Casey Crane is a cybersecurity writer for Hashed Out at The SSL Store. Casey is a regular contributor to Hashed Out with 10+ years of experience in journalism and writing, including crime analysis and IT security. She also serves as a Content Marketer at The SSL Store. She has bachelor’s and master’s degrees in mass communications (in journalism and media studies) from the University of South Florida and USF St. Petersburg. Casey is passionate about data privacy and wants to educate others about encryption because it plays such an integral role in our daily lives (even though many people don’t know it!).
We talk about trust and encryption and best practices for protecting you, your family, and your business. We specifically discuss what you need to look for before clicking on a link or downloading anything. We talk about different types of SSL certificates and how to figure out which one would be the best fit for your website. This episode will help you figure out if you need an SSL certificate and reputable and trusted sources that can help.“Criminals want to make this as easy as possible for themselves to save time and make the most profit or achieve their agenda most quickly” - Casey Crane Click To Tweet
- [00:35] – Casey works at the SSL Store as a content writer for the website and Hashed Out.
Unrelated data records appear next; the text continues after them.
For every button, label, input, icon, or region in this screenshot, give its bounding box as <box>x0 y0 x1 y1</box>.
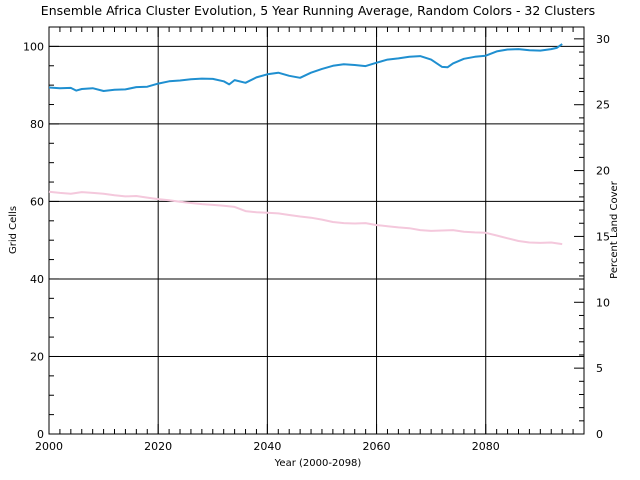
y-tick-label: 60 <box>30 195 44 208</box>
y2-tick-label: 15 <box>596 230 610 243</box>
x-axis-label: Year (2000-2098) <box>274 458 362 469</box>
y2-tick-label: 5 <box>596 362 603 375</box>
y-tick-label: 0 <box>37 428 44 441</box>
x-tick-label: 2000 <box>35 440 63 453</box>
y-tick-label: 20 <box>30 350 44 363</box>
y2-tick-label: 25 <box>596 99 610 112</box>
y2-tick-label: 0 <box>596 428 603 441</box>
axis-ticks <box>48 27 585 435</box>
y2-axis-label: Percent Land Cover <box>609 180 620 279</box>
chart-title: Ensemble Africa Cluster Evolution, 5 Yea… <box>41 3 595 18</box>
x-tick-label: 2020 <box>144 440 172 453</box>
series-line-2 <box>48 190 563 246</box>
y-tick-label: 100 <box>23 40 44 53</box>
x-tick-label: 2040 <box>253 440 281 453</box>
x-tick-label: 2080 <box>472 440 500 453</box>
y2-tick-label: 20 <box>596 165 610 178</box>
y-tick-label: 40 <box>30 273 44 286</box>
x-tick-label: 2060 <box>363 440 391 453</box>
y2-tick-label: 10 <box>596 296 610 309</box>
y2-tick-label: 30 <box>596 33 610 46</box>
tick-labels: 2000 2020 2040 2060 208002040608010005101520… <box>23 33 610 453</box>
series-line-1 <box>48 43 563 92</box>
y-axis-label: Grid Cells <box>8 206 19 254</box>
gridlines <box>49 27 584 434</box>
series-layer <box>48 43 563 246</box>
plot-frame <box>48 26 585 435</box>
y-tick-label: 80 <box>30 118 44 131</box>
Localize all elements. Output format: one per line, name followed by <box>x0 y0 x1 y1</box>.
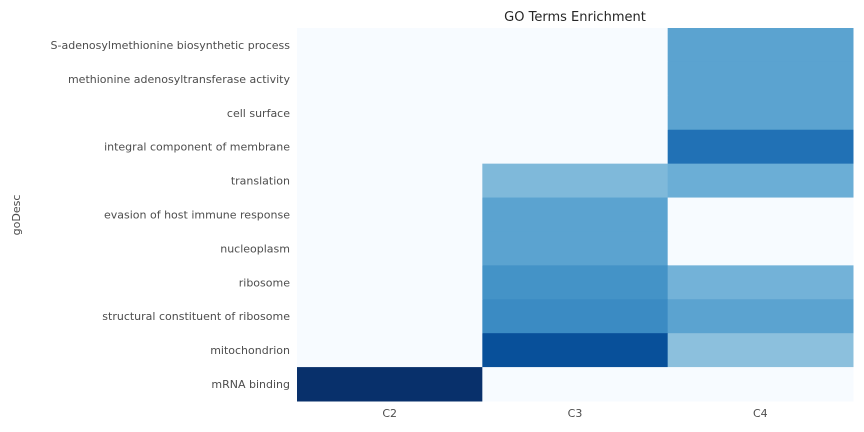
y-tick-label: ribosome <box>239 276 290 289</box>
heatmap-cell <box>667 95 854 131</box>
heatmap-cell <box>482 197 669 232</box>
y-tick-label: translation <box>231 175 290 188</box>
heatmap-cell <box>667 163 854 199</box>
heatmap-cell <box>297 28 483 63</box>
x-tick-labels: C2 C3 C4 <box>382 407 767 420</box>
y-tick-label: mRNA binding <box>211 378 290 391</box>
heatmap-cell <box>297 231 483 266</box>
heatmap-cell <box>667 265 854 300</box>
heatmap-cell <box>297 367 483 402</box>
heatmap-cell <box>482 333 669 368</box>
heatmap-cell <box>297 95 483 131</box>
y-tick-label: nucleoplasm <box>220 242 290 255</box>
y-tick-label: methionine adenosyltransferase activity <box>68 73 291 86</box>
heatmap-cell <box>297 129 483 165</box>
heatmap-cell <box>667 299 854 334</box>
chart-title: GO Terms Enrichment <box>504 10 646 25</box>
y-axis-label: goDesc <box>10 195 23 236</box>
heatmap-cell <box>667 129 854 165</box>
heatmap-cell <box>482 129 669 165</box>
y-tick-label: evasion of host immune response <box>104 209 290 222</box>
heatmap-cell <box>667 28 854 63</box>
heatmap-cell <box>667 231 854 266</box>
heatmap-cell <box>482 61 669 97</box>
heatmap-cell <box>667 197 854 232</box>
heatmap-cell <box>297 333 483 368</box>
heatmap-cell <box>667 367 854 402</box>
heatmap-cell <box>482 265 669 300</box>
heatmap-cell <box>667 333 854 368</box>
x-tick-label: C3 <box>568 407 583 420</box>
heatmap-cell <box>297 163 483 199</box>
y-tick-label: integral component of membrane <box>104 141 290 154</box>
heatmap-cell <box>482 95 669 131</box>
heatmap-cell <box>482 367 669 402</box>
heatmap-cell <box>482 299 669 334</box>
heatmap-cell <box>482 163 669 199</box>
heatmap-cell <box>482 231 669 266</box>
heatmap-cell <box>297 265 483 300</box>
heatmap-cell <box>297 197 483 232</box>
y-tick-label: S-adenosylmethionine biosynthetic proces… <box>51 39 291 52</box>
heatmap-cell <box>482 28 669 63</box>
y-tick-label: cell surface <box>227 107 290 120</box>
heatmap-cell <box>297 299 483 334</box>
heatmap-cells <box>297 28 854 402</box>
heatmap-cell <box>297 61 483 97</box>
y-tick-label: mitochondrion <box>210 344 290 357</box>
x-tick-label: C2 <box>382 407 397 420</box>
x-tick-label: C4 <box>753 407 768 420</box>
y-tick-label: structural constituent of ribosome <box>102 310 290 323</box>
heatmap-cell <box>667 61 854 97</box>
y-tick-labels: S-adenosylmethionine biosynthetic proces… <box>51 39 291 391</box>
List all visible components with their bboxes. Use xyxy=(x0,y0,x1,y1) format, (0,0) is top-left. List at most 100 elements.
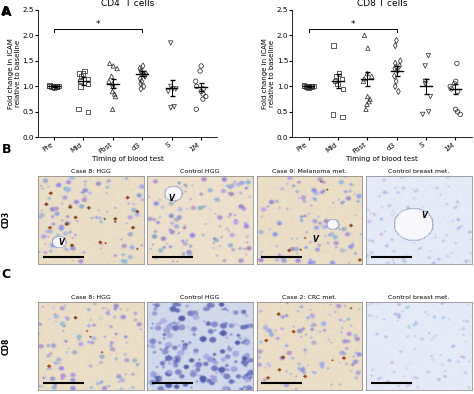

- [01:17] – She wrote her master thesis on the relationship between serial killers and the media in terms of how they are represented. She has always had a keen interest in learning more about crime and criminal elements and it just transitioned over time into the realm of technology and cybersecurity.
- [03:22] – What are HTTPS and SSL certificates?
- [04:15] – HTTPS is an encrypted communication channel between one party to another. Passwords and personal information are encrypted.
- [05:59] – Domain validated means that the person who requested the certificate gets an email. The email typically has a link or some files they need to upload to and that is about it. Organization and extended validation are two levels of validation above that.
- [07:29] – The Anti-Phishing Working Group reported nearly three-quarters of websites that were phishing websites used an SSL or TSL certificate.
- [08:21] – There are Unicode domains which basically pull from different languages, character, numerals, and signs. Those are now being used in web domains.
- [09:25] – Criminals tend to go for the lowest hanging fruit. They want to make this as easy as possible for themselves to save time and make the most profit or achieve their agenda quickest.
- [09:50] – If you get an email before you actually click on anything check the header in the email and see who the email is coming from. Check that the email and name match. Often the email is off by one letter or digit.
- [12:59] – Scams often create some sort of feeling of urgency, curiosity, fear, or concern so people are motivated to want to answer that email quickly by clicking on the link or calling a provided number.
- [14:25] – From a website owner perspective or an admin perspective it is about knowing which certificate you should be putting on your site.
- [15:02] – If you are collecting any financial information you should be using an OV certificate at minimum.
- [16:48] – In countries where the internet service is less reputable or you are concerned about your government snooping on what you’re doing, having the encrypted communication channel between you and the website prevents the content that is going back and forth from being seen.
- [17:57] – Sometimes an issue that people tend to run into is that they just forget to check their certificates.
- [20:40] – The shorter the validation is for a certificate the more secure it is because there would be less time for a cybercriminal to be able to crack the encryption.
- [22:14] – The current standard for validation is 2 years for public certificates. It is continually changing and will keep changing.
- [23:16] – Certificate managers are programs that can help you manage the certificate and the life cycle of the certificate. There are different programs based on your preferences and needs.
- [24:56] – When you are able to keep your certificates valid you are avoiding issues and downtime.
- [27:09] – The actual encryption from certificate to certificate is the same. It is still the standard encryption that is provided. It is just the extra features that vary per certificate.
- [28:45] – Where can people go to get an SSL certificate? What should they be looking at to decide what is right for them?
- [29:36] – Find a reputable source and then figure out what level of validation you need for a certificate. Then you need to choose the functionality of the certificate.
- [30:57] – You want to make sure to choose a warranty as well.